A letter from Kay Day in Rwanda
Dear Family and Friends,
Over a hundred people were packed into the tarp-covered courtyard when the traditional herdsman entered. He was tall and lean, clothed in a tribal wrap around his waist, a separate wrap draped under his right arm and tied on his left shoulder. He leaned on the thin staff used to direct his cattle. He stopped in the center of the crowd gathered for the celebration of Jeremy’s oldest son’s confirmation and he began to recite his poem, the poem of a cow given in friendship. He had come to present such a cow to Jeremy. In traditional Rwandan culture, the giving of a cow seals a union, like a marriage or is a bond of friendship. In this case, it was a bond of friendship. The two families had been friends for years. Jeremy and Charles had grown up together. Charles’ wife had introduced Jeremy to her friend, and they were soon married. The two couples’ children were now growing up together. Charles’ family gave the cow to signify the depth of their commitment to the friendship. This is an extravagant gift, a sacrificial gift. Those of us gathered for the confirmation celebration listened to the poem with quiet respect and then erupted in cheers at its conclusion. We were part of this commitment to friendship.

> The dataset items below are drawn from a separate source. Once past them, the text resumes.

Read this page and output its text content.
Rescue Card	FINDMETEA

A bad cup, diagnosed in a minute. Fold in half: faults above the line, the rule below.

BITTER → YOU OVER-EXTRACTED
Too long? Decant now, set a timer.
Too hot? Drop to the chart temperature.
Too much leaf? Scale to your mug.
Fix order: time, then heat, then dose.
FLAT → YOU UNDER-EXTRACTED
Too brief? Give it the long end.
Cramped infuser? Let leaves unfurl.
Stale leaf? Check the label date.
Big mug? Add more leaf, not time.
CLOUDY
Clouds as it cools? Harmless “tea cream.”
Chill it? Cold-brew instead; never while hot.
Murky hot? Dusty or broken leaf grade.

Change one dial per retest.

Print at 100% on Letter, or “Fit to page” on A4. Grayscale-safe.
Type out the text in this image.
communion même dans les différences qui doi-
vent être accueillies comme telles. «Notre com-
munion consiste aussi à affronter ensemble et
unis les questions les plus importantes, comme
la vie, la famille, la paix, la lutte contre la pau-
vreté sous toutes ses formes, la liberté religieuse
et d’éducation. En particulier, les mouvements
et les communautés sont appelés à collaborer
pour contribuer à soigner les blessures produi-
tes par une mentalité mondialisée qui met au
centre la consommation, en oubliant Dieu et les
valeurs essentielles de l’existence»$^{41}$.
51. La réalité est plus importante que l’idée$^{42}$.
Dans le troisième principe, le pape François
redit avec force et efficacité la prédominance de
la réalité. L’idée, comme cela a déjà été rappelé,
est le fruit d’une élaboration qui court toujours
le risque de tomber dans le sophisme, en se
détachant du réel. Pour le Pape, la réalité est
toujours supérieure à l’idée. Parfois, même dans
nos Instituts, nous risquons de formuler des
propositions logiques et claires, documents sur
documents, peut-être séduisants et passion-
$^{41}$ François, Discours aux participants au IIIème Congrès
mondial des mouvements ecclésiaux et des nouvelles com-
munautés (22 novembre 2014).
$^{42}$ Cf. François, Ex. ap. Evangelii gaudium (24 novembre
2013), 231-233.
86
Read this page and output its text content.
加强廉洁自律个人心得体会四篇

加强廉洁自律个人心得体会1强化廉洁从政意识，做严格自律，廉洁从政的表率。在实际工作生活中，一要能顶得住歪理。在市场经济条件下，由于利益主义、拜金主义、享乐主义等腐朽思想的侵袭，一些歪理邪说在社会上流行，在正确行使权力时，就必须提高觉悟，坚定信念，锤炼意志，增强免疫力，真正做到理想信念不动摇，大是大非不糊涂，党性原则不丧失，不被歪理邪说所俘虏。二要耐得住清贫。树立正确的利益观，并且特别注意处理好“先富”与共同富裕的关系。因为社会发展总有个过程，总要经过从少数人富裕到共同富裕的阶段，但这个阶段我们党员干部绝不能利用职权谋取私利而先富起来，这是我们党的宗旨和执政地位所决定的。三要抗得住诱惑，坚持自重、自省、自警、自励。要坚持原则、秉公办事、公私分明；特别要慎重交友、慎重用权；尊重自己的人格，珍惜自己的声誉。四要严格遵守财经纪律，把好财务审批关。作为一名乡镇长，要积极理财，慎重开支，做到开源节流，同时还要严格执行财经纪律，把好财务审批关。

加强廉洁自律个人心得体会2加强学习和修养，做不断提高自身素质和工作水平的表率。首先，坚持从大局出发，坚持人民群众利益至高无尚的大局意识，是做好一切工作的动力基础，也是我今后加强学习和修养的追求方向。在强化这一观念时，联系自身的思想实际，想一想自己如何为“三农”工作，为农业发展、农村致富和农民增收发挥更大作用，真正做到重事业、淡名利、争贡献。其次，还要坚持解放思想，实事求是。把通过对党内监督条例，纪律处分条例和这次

Those who sat near me explained that this is a deeply rooted tradition that goes back to the days before paper money, when material possessions were the currency of exchange. A cow represented a family’s wealth and its financial security. It could buy a great deal. To give a cow was a great sacrifice. This expression of friendship has humbled me. What value this puts on the friendship! Then I thought of the sacrificial love of Christ for us, who gave, not a cow but his own precious life for us. Then he called his disciples (you and me) to love one another as he loved us. How much do I sacrifice, do I commit to the friendships God had brought into my life? I don’t have a cow to give to deepen a friendship but I have other things that may mean even more to my friend. I need to be willing to commit to the friendship enough to give sacrificially for it. That is my prayer as I build friendships here in Rwanda, as I try to do ministry God’s way.
I praise God for you and for the friendships that are growing between us. Thank you for your continued support of prayers and finances. I know that many of you are giving sacrificially for me to be here. Thank you for that deep expression of friendship. I am humbled by it.
This month with the students on break has been a time for me to work on relationships with staff as well as prepare for the new semester. I am thankful for this quieter time, for the opportunity to attend celebrations like Jeremy’s, to have friends to my home, to do some writing and lesson preparation and to work on my Kinyarwanda. Continue to pray with me about language building, for me and for the staff I have been meeting with three times a week for them to learn English. This has become relationship building as much as language learning. I praise God for that. As school resumes here later this month, pray for the safe return of the students and for finances for some of them to be able to return. That is always an issue. And I will be praying for you as you enter into your busy Fall schedules. I pray God provides friendship building opportunities for you too.